X = hstack([X_word, X_char, X_meta])
X_test = hstack([X_test_word, X_test_char, X_test_meta])

X = csr_matrix(X)
X_test = csr_matrix(X_test)
y = df_train['rule_violation'].values


In [6]:
from sklearn.model_selection import StratifiedKFold
from sklearn.metrics import roc_auc_score
from lightgbm import LGBMClassifier
import numpy as np

skf = StratifiedKFold(n_splits=5, shuffle=True, random_state=42)
oof_preds = np.zeros(len(df_train))
test_preds = np.zeros(len(df_test))

for fold, (train_idx, val_idx) in enumerate(skf.split(X, y)):
    X_tr, X_val = X[train_idx], X[val_idx]
    y_tr, y_val = y[train_idx], y[val_idx]
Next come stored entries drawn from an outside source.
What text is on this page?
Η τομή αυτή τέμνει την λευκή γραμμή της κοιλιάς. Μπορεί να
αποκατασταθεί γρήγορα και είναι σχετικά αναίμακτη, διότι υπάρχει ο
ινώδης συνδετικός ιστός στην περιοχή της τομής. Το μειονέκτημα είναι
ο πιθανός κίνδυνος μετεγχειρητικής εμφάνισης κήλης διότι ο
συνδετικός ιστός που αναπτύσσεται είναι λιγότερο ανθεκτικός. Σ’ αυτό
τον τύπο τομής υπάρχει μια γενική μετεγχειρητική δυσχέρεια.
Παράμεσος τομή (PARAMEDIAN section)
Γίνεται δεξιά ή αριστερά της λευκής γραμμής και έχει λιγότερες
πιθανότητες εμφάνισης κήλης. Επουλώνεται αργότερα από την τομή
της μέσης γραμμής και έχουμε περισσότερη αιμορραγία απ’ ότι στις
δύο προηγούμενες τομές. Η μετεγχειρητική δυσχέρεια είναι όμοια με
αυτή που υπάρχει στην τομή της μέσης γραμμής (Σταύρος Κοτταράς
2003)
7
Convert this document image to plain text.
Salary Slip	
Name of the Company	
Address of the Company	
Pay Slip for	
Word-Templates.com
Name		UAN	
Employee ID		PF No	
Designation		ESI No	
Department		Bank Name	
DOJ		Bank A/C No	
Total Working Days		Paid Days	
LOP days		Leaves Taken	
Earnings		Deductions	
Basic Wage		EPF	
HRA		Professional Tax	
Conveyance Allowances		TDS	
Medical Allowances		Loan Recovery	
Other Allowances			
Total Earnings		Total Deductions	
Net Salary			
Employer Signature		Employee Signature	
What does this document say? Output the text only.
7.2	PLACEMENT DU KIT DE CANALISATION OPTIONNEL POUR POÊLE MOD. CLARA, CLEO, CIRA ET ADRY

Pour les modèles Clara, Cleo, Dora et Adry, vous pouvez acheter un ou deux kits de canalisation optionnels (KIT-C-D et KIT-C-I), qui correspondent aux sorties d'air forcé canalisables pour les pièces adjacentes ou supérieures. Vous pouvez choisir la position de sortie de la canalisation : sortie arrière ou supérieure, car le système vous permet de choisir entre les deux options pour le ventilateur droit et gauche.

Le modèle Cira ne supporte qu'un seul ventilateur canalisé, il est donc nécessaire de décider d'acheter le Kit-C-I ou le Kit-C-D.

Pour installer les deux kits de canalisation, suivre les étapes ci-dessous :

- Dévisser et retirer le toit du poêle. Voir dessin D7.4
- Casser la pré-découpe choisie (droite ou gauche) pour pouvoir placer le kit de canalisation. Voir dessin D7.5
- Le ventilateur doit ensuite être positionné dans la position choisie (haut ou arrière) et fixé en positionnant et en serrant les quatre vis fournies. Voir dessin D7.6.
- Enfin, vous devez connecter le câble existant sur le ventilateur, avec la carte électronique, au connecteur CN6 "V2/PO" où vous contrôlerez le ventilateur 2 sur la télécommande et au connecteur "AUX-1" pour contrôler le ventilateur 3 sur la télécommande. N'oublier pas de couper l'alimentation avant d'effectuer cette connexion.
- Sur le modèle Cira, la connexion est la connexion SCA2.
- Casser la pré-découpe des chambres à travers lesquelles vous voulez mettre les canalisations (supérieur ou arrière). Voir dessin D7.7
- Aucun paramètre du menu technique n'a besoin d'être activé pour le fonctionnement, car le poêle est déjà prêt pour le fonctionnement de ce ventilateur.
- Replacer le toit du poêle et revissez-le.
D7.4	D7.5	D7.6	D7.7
    model = LGBMClassifier(n_estimators=500, learning_rate=0.05, random_state=fold)
    model.fit(X_tr, y_tr)

    oof_preds[val_idx] = model.predict_proba(X_val)[:, 1]
    test_preds += model.predict_proba(X_test)[:, 1] / skf.n_splits

    score = roc_auc_score(y_val, oof_preds[val_idx])
    print(f"Fold {fold+1} AUC: {score:.4f}")
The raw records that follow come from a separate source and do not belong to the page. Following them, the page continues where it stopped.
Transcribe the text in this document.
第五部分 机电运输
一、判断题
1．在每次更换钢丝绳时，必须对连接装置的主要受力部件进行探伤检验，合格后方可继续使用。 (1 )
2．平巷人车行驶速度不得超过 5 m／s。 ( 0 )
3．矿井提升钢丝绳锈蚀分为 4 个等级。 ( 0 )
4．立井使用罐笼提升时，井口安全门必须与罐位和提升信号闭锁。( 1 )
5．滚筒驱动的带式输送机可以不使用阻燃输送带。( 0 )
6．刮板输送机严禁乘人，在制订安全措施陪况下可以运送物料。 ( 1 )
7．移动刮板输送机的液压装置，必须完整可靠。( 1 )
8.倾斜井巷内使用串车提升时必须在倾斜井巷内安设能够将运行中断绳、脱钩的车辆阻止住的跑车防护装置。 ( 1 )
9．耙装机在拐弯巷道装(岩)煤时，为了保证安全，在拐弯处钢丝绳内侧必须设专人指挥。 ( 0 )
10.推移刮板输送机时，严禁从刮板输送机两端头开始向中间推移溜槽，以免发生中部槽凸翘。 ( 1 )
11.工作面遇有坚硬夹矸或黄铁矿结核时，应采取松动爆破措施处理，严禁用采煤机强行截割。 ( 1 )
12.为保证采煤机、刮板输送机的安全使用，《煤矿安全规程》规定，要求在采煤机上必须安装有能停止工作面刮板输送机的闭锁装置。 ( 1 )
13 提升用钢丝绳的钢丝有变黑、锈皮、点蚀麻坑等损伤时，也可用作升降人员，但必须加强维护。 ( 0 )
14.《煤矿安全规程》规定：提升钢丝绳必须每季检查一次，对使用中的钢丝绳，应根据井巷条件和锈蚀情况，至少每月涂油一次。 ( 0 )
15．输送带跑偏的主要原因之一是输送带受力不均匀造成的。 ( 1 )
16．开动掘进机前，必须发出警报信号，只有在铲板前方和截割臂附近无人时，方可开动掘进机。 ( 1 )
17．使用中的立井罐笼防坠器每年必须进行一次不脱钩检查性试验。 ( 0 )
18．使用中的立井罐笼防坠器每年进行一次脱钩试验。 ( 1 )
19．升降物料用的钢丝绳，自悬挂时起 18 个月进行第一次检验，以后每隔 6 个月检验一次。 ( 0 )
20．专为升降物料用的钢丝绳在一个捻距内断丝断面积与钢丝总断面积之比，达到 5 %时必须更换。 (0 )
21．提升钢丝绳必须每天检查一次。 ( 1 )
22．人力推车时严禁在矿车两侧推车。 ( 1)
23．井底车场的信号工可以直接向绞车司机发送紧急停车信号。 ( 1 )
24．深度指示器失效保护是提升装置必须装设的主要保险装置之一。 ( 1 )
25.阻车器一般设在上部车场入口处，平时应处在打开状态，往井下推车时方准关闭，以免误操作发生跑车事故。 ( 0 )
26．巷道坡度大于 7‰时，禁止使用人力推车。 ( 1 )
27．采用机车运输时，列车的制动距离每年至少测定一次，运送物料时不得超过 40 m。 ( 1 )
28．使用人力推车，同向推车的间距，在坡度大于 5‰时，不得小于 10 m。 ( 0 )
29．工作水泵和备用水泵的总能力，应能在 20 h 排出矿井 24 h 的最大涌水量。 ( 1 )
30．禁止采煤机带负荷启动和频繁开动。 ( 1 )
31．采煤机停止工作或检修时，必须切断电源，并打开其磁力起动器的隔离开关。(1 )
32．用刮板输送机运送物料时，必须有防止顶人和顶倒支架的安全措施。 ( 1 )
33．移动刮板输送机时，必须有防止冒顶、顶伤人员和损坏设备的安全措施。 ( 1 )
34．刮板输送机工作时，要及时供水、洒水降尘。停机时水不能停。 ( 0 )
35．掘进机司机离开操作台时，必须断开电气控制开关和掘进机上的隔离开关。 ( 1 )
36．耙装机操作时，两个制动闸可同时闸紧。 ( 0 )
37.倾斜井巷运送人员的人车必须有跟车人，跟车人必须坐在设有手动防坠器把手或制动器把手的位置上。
print("\n✅ Mean OOF AUC:", roc_auc_score(y, oof_preds))


[LightGBM] [Info] Number of positive: 742, number of negative: 718
[LightGBM] [Info] Auto-choosing row-wise multi-threading, the overhead of testing was 0.037361 seconds.
You can set `force_row_wise=true` to remove the overhead.
And if memory is not enough, you can set `force_col_wise=true`.
[LightGBM] [Info] Total Bins 53912
[LightGBM] [Info] Number of data points in the train set: 1460, number of used features: 2950
[LightGBM] [Info] [binary:BoostFromScore]: pavg=0.508219 -> initscore=0.032880
[LightGBM] [Info] Start training from score 0.032880
Fold 1 AUC: 0.8229
[LightGBM] [Info] Number of positive: 742, number of negative: 719
[LightGBM] [Info] Auto-choosing row-wise multi-threading, the overhead of testing was 0.036407 seconds.
You can set `force_row_wise=true` to remove the overhead.
And if memory is not enough, you can set `force_col_wise=true`.
[LightGBM] [Info] Total Bins 54766
[LightGBM] [Info] Number of data points in the train set: 1461, number of used features: 2987
[Ligh

In [7]:
submission = pd.DataFrame({
    'row_id': df_test['row_id'],
    'rule_violation': test_preds
})
submission.to_csv("submission.csv", index=False)
print("✅ submission.csv başarıyla oluşturuldu.")


✅ submission.csv başarıyla oluşturuldu.